3) The extraction of useful mechanistic information from the simulation data and the construction of low-dimensional models that capture the essential features of the process under study. Such models serve as the basis for the definition of reaction coordinates that enable in-depth studies of the process at hand, e.g. by computing the free energy and kinetics.
The central goal of this workshop is to review new algorithmic developments that address the computational challenges mentioned above with a particular emphasis on implications for industrial applications. In particular, the workshop aims at identifying software modules that should be developed to make efficient and scalable algorithms available to the academic and industrial community. Another goal of the workshop is to identify specific collaboration projects with industrial partners. A dedicated half-day session will be organized specifically for this purpose. To establish the needs of the community and lay out possible directions for development, we will bring together a diverse group of people including software developers, users of HPC infrastructure and industrial researchers.
The proposed workshop is a follow-up of the first ECAM State-of-the-art Workshop of WP1, which took place in the summer of 2016 at the Lorentz Center in Leiden, The Netherlands. At this workshop, participants reviewed current rare event methods including path sampling, milestoning, metadynamics, Markov state modeling, diffusion maps, dimension reduction, reaction coordinate optimization, machine learning, and unsupervised cluster methods, and explored ways to improve these methods. Particular attention was devoted to the integration of popular MD packages such as Gromacs, NAMD, Charmm, Amber, ACEMD, MOIL, LAMMPS with enhanced analysis and advanced sampling tools including Plumed (a package for enhanced sampling and collective variable analysis), pyEmma, and MSMBuilder (packages for Markov sate model analysis).
Notwithstanding the great capabilities of existing methods and software, several challenges remain and will be discussed at the proposed workshop in Vienna:
- Extracting order parameters from molecular simulations to construct low dimensional models. This point is important because there is no straightforward recipe to reduce the dimensions to meaningful variables and progress in this area is urgently needed.
- Efficient Methods for sampling rare pathways. Here the goal is to create the molecular trajectory data using advanced sampling algorithms.

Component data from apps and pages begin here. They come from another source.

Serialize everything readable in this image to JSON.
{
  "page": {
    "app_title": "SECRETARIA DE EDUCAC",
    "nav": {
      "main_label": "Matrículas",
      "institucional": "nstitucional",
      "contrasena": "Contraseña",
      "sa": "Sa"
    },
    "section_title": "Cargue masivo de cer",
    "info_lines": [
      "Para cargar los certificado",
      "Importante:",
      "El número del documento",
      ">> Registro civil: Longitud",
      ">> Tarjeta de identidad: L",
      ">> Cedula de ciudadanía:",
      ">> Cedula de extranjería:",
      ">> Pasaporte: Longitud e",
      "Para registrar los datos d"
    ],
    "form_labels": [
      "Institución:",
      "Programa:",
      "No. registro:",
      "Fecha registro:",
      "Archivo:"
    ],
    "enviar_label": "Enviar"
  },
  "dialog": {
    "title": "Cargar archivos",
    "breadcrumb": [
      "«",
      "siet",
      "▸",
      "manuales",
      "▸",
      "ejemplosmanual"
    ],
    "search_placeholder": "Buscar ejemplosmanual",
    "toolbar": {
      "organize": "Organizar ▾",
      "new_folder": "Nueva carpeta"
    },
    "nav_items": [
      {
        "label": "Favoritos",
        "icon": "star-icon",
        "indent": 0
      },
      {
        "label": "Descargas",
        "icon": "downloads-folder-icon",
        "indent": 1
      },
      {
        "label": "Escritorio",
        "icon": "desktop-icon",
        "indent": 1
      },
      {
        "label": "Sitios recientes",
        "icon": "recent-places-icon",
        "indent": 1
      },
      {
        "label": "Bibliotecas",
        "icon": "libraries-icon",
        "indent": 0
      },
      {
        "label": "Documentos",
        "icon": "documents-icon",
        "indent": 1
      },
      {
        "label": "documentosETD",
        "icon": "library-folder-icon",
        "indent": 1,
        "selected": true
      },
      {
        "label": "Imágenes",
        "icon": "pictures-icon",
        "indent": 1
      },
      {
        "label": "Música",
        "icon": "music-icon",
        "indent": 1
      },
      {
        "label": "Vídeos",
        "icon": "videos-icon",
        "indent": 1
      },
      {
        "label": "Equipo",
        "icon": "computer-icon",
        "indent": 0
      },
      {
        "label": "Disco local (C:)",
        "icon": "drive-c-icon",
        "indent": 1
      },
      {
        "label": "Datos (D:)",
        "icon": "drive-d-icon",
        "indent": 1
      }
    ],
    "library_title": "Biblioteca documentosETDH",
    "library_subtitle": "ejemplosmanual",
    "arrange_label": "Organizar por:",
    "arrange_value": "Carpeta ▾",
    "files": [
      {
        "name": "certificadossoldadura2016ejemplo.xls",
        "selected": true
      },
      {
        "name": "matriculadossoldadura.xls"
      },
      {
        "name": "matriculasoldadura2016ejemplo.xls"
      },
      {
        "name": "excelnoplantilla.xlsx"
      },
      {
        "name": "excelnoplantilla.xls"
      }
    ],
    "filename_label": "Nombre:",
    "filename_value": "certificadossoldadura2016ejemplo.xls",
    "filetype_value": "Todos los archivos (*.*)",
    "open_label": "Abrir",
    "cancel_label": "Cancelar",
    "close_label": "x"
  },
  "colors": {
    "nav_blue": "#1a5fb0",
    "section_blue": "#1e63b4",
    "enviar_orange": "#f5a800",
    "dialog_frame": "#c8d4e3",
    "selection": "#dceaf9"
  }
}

- Machine learning algorithms. Automatic analysis methods may offer new ways to guide simulations and construct reaction coordinates from molecular trajectories.
- Better ways to integrate simulations and experiments. It is important to connect the proposed computational methods to experimental probes and integrate experimental information into the analysis of computer simulation data.
More specifically, questions that will be addressed at the proposed workshop include:
1. How to obtain the best low dimension model for the process of interest?
2. How can we use machine learning to find collective variables and reaction coordinates?
3. When can reaction coordinates, which often constitute the slow variables of a process, be used to coarse-grain the dynamics? When not?
4. What if multiple transitions are important? Do we resort to kinetic networks or use multiple reaction coordinates? Should one identify a single (possibly complicated) reaction coordinate, or try to construct a Markov state model (MSM) using many metastable states?
5. When is it possible to reduce a complex problem to diffusion on a one dimensional free energy landscape, and when do we need a network Markov model?
6. How can experiments test reaction coordinate predictions? How do we connect to experiments?
7. How can extreme-scale computational resources be used efficiently to address these questions?
8. How can progress in these questions help to address problems of industrial interest?